Zn-doped SnO2 nano-urchin-enriched 3D carbonaceous framework for supercapacitor application

Abstract

Hierarchical Zn-doped SnO₂ nano-urchins decorated on RGO nanosheets were fabricated for supercapacitor applications. In this study, SnO₂ nanospheres were doped with Zn²⁺ to tailor their electrical and morphological properties. Zn²⁺ doping of the SnO₂ nanospheres prevented Sn clustering and thereby reduced the particle size leading to the formation of urchin-like nanostructures. These urchins with a high surface area and short transport paths can offer high capacitive performance by assembling with RGO nanosheets.
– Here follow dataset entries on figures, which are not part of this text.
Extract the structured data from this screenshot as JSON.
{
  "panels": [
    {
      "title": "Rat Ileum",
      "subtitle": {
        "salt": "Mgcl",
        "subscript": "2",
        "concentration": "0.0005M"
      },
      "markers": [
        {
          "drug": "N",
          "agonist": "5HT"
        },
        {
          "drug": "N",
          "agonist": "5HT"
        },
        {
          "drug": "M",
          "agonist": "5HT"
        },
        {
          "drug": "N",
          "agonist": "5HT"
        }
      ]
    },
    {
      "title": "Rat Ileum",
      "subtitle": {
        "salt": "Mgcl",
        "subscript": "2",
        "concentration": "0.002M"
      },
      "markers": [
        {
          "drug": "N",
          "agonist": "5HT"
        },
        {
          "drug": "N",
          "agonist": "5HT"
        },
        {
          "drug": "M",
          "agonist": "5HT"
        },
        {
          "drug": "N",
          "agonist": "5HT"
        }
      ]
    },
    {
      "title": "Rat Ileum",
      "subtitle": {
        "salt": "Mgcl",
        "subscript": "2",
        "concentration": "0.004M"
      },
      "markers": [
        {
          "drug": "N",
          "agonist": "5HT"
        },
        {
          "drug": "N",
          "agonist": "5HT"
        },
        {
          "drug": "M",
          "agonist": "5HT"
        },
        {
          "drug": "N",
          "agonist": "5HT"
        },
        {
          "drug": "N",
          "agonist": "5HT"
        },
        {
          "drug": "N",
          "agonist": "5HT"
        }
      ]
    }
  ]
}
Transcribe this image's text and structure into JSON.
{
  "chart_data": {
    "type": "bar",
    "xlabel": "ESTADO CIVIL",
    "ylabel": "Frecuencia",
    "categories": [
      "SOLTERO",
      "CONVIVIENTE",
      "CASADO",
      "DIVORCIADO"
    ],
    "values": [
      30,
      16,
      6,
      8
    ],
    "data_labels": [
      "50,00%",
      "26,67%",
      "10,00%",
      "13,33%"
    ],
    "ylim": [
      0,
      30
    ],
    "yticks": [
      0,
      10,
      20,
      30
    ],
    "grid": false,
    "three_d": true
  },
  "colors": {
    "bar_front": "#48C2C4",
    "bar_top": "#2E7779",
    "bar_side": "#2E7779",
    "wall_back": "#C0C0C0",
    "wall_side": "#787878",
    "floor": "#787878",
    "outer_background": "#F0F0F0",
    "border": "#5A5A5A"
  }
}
The X-ray photoelectron spectroscopy and X-ray diffraction analyses confirmed the presence of SnO₂ crystal planes and successful doping of the Zn²⁺. The incorporation of the RGO nanosheets augmented the coulombic efficiency, specific capacitance, and cycling performance. The enhancement of the capacitive behavior resulted from the synergistic effects owing to the combined properties of pseudocapacitance and double layer capacitance. The composite electrode material offered a specific capacitance of 635 F g⁻¹ at a current density of 1 A g⁻¹ and has a high cycling stability up to 5000 cycles with a capacitance retention of 78.4%.